Thanks for the site! So, how do you actually memorize the 'storing' move as a number in the already long string of numbers you have in your head? Or is there another way to indicate this storing move (or I don't actually need to memorize it)?


----------



## joey (Nov 3, 2007)

amateurguy said:


> Thanks for the site! So, how do you actually memorize the 'storing' move as a number in the already long string of numbers you have in your head? Or is there another way to indicate this storing move (or I don't actually need to memorize it)?
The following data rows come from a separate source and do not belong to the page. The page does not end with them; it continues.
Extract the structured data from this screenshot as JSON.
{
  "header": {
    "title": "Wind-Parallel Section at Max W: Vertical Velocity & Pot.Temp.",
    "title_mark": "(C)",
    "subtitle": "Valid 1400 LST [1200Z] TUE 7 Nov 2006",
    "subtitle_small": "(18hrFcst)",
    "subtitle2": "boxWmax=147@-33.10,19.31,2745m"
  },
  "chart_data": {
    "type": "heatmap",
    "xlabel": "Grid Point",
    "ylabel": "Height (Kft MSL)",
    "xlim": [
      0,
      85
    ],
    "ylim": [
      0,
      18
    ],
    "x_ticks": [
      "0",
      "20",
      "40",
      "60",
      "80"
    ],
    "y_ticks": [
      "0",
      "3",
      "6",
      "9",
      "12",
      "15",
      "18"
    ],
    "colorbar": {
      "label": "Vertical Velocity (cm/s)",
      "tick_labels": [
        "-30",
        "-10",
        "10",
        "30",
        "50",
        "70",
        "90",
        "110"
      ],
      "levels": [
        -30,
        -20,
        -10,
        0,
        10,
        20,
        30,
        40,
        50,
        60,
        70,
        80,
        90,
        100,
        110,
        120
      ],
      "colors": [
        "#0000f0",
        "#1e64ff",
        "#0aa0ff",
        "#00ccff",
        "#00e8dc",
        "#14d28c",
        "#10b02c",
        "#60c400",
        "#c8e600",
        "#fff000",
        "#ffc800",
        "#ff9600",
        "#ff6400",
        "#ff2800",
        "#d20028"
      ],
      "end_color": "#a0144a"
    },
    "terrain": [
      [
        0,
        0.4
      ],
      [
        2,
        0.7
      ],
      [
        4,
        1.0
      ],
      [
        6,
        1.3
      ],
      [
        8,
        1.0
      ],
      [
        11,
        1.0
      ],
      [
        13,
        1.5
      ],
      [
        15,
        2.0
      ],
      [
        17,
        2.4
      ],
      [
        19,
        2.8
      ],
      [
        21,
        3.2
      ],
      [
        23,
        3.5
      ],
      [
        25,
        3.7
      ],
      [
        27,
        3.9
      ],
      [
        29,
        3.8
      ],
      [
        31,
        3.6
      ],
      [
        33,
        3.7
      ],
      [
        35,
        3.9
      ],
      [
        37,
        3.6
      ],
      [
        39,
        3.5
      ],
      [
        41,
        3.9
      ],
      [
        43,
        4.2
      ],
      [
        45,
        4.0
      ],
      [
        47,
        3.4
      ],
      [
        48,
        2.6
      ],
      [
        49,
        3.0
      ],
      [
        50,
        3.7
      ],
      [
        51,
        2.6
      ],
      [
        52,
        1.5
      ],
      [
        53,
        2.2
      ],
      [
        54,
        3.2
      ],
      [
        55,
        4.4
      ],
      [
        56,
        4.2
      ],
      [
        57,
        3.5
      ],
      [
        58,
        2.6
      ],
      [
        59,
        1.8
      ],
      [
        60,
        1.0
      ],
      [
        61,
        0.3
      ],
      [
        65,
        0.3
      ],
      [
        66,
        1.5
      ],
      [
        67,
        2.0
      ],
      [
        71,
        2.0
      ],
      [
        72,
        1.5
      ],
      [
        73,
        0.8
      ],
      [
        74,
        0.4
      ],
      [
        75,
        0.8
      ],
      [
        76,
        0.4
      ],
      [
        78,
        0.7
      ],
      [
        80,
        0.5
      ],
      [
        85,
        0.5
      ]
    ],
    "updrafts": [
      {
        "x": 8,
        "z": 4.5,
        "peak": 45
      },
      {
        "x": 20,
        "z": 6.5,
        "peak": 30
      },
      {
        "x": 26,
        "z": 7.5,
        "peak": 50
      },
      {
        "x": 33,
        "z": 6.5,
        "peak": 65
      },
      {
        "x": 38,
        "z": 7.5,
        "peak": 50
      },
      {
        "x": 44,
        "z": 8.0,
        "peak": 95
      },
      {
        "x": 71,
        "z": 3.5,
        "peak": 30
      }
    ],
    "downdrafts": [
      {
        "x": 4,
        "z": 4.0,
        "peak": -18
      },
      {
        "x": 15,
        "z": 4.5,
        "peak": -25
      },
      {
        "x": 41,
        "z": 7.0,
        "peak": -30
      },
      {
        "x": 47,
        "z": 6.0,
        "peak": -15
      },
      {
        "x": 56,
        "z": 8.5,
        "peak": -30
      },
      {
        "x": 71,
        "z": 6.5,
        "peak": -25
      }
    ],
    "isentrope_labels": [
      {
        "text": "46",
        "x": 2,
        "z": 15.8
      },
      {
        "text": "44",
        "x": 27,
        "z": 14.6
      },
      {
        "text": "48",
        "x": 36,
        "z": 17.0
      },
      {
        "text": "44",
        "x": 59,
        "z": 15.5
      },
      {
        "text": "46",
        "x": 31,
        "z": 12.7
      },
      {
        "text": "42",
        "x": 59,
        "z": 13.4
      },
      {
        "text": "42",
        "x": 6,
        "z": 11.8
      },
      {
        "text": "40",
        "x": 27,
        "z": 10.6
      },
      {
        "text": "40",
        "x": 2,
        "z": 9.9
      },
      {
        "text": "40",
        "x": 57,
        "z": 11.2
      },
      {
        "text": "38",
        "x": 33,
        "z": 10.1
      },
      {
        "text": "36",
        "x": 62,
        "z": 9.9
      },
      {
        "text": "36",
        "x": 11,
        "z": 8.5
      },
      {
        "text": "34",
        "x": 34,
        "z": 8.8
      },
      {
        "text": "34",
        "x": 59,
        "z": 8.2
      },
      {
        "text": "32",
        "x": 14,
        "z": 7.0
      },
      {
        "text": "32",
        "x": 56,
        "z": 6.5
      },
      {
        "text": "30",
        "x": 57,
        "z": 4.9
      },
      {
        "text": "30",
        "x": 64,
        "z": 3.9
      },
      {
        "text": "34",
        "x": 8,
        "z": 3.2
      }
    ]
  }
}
You should have it as another number, as you said.


----------



## philkt731 (Nov 8, 2007)

I'm kind of having the same problem. So if your EP was (using macky's number system, 4 being the buffer) (5 9 11 6) (1 7) (2 8 12), I think you could memorize it as one big string: 5 9 11 6 1 7 *1* 2 8 12 *2* by repeating the first number in each cycle at the and of its cycle except for the first one. So you just do the T perms on these numbers in rapid succession. Is that right?


----------



## amateurguy (Nov 8, 2007)

Actually, I should not have jumped the gun and start this thread, because I figured out how the numbers should go before I received a reply. If I'm not mistaken, it should look like how philkt731 has written it. 

Well...I should not be mistaken...because I have done many sighted BLD solves with this numbering. And I have also managed to do two solves fully blindfolded using this system recently! And it's a really great feeling to accomplish a full BLD solve! Thanks to everyone for your help!


----------